Nigeria is trying to fix one of its biggest money leaks and it’s starting with procurement

There’s a quiet shift happening inside government operations, and if it actually works, it could change how billions move across Nigeria.

The Federal Government is pushing to digitise public procurement, not as a side project, but as a serious strategy to drive growth, improve transparency, and tighten control over how contracts are handled. You can get the full report here,

 

What’s really going on behind this move

Public procurement is where government money flows the most.

Projects
Contracts
Infrastructure

And for years, that system has been slow, manual, and vulnerable to inefficiencies.

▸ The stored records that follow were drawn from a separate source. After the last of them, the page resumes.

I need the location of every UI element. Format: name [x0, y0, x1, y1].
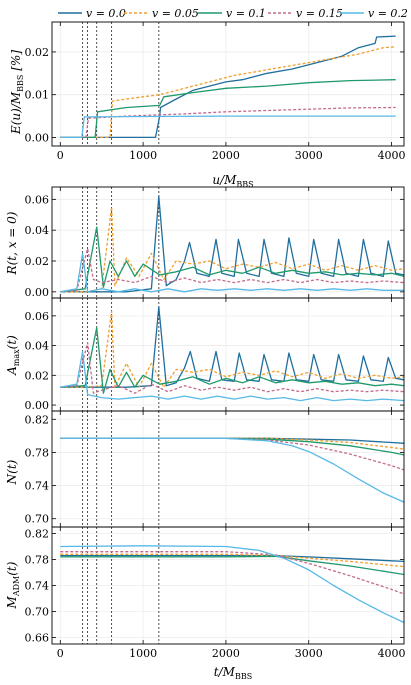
ytick-label-energy: 0.00 [25, 131, 50, 144]
series-Amax-2 [60, 327, 404, 394]
xtick-label-MADM: 1000 [129, 647, 157, 660]
series-energy-3 [60, 106, 396, 139]
series-energy-1 [60, 46, 396, 139]
series-energy-4 [60, 115, 396, 139]
series-Amax-3 [60, 341, 404, 394]
ytick-label-MADM: 0.82 [25, 528, 50, 541]
frame-Amax [51, 297, 405, 412]
series-R-2 [60, 226, 404, 293]
legend-label-v0: v = 0.0 [86, 7, 126, 20]
ytick-label-N: 0.70 [25, 513, 50, 526]
n-ylabel: N(t) [5, 459, 19, 485]
series-R-0 [60, 195, 404, 293]
xtick-label-MADM: 3000 [295, 647, 323, 660]
series-group-Amax [60, 306, 404, 402]
panel-R: 0.00 0.02 0.04 0.06 [25, 186, 405, 299]
series-Amax-4 [60, 350, 404, 402]
ytick-label-MADM: 0.74 [25, 580, 50, 593]
series-R-3 [60, 248, 404, 293]
ytick-label-R: 0.04 [25, 224, 50, 237]
ytick-label-R: 0.06 [25, 193, 50, 206]
xtick-label-energy: 1000 [129, 149, 157, 162]
xtick-label-MADM: 2000 [212, 647, 240, 660]
frame-N [51, 410, 405, 528]
series-R-1 [60, 206, 404, 293]
r-ylabel: R(t, x = 0) [5, 211, 19, 275]
ytick-label-MADM: 0.70 [25, 606, 50, 619]
ytick-label-Amax: 0.06 [25, 310, 50, 323]
ytick-label-MADM: 0.66 [25, 632, 50, 645]
ytick-label-R: 0.00 [25, 286, 50, 299]
ytick-label-N: 0.78 [25, 446, 50, 459]
legend-entry-v0: v = 0.0 [58, 7, 126, 20]
ytick-label-N: 0.74 [25, 480, 50, 493]
ytick-label-Amax: 0.02 [25, 369, 50, 382]
series-Amax-1 [60, 310, 404, 388]
ytick-label-energy: 0.01 [25, 89, 50, 102]
series-N-4 [60, 437, 404, 503]
ytick-label-Amax: 0.00 [25, 399, 50, 412]
ytick-label-R: 0.02 [25, 255, 50, 268]
series-MADM-1 [60, 553, 404, 568]
amax-ylabel: Amax(t) [5, 335, 21, 376]
ytick-label-Amax: 0.04 [25, 340, 50, 353]
legend: v = 0.0 v = 0.05 v = 0.1 v = 0.15 v = 0.… [58, 7, 408, 20]
legend-label-v01: v = 0.1 [226, 7, 266, 20]
xtick-label-energy: 3000 [295, 149, 323, 162]
xtick-label-MADM: 4000 [378, 647, 406, 660]
legend-entry-v005: v = 0.05 [124, 7, 199, 20]
panel-Amax: 0.00 0.02 0.04 0.06 [25, 297, 405, 412]
legend-entry-v01: v = 0.1 [198, 7, 266, 20]
legend-label-v02: v = 0.2 [368, 7, 408, 20]
panel-MADM: 0.66 0.70 0.74 0.78 0.82 0 1000 2000 3000 4000 [25, 526, 406, 660]
time-xlabel: t/MBBS [214, 665, 252, 681]
ytick-label-energy: 0.02 [25, 46, 50, 59]
legend-entry-v02: v = 0.2 [340, 7, 408, 20]
xtick-label-energy: 4000 [378, 149, 406, 162]
xtick-label-energy: 2000 [212, 149, 240, 162]
legend-label-v005: v = 0.05 [152, 7, 199, 20]
panel-N: 0.70 0.74 0.78 0.82 [25, 410, 405, 528]
series-group-energy [60, 35, 396, 139]
ytick-label-N: 0.82 [25, 413, 50, 426]
energy-xlabel: u/MBBS [212, 173, 253, 189]
frame-energy [51, 21, 405, 147]
energy-ylabel: E(u)/MBBS [%] [9, 50, 25, 135]
ytick-label-MADM: 0.78 [25, 554, 50, 567]
panel-energy: 0.00 0.01 0.02 0 1000 2000 3000 4000 [25, 21, 406, 162]
legend-entry-v015: v = 0.15 [268, 7, 343, 20]
series-group-N [60, 437, 404, 503]
xtick-label-energy: 0 [57, 149, 64, 162]
series-group-R [60, 195, 404, 293]
series-energy-0 [60, 35, 396, 139]
series-energy-2 [60, 79, 396, 139]
madm-ylabel: MADM(t) [5, 561, 21, 609]
series-Amax-0 [60, 306, 404, 388]
legend-label-v015: v = 0.15 [296, 7, 343, 20]
series-R-4 [60, 252, 404, 293]
xtick-label-MADM: 0 [57, 647, 64, 660]
series-group-MADM [60, 545, 404, 624]
series-MADM-4 [60, 545, 404, 624]
series-MADM-3 [60, 551, 404, 595]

The new push is about replacing that with digital systems that track every step, from bidding to approval to execution.

 

This is bigger than just “going digital”

This isn’t about uploading documents online.

It’s about building a system where:

Every transaction is recorded
Every approval is traceable
Every contract process is visible

That level of structure makes it harder for funds to disappear unnoticed and easier to hold people accountable.

 

Why the government is taking this seriously now

Nigeria is leaning harder into digital transformation across different sectors.

From identity systems to research funding to broadband expansion, the direction is consistent.

Digitising procurement fits directly into that bigger plan to modernise how government works and improve economic efficiency.

 

Where this will hit hardest

If properly implemented, the impact won’t stay inside government offices.

It affects:

Businesses bidding for contracts
Startups trying to work with government
Vendors and service providers

A cleaner, digital system means more fairness and fewer backdoor advantages.

 

The part that will determine everything

Technology is the easy part.

The real test is whether:

  • Agencies actually adopt the system
  • Processes are enforced
  • People stop bypassing digital workflows

Without that, it becomes another platform that exists on paper but changes nothing.

 

The direction is clear

Nigeria is slowly moving away from paper-heavy, opaque systems toward something more structured and measurable.

More systems will go digital
More processes will leave trails
More decisions will be data-driven

Procurement just happens to be one of the most important places to start.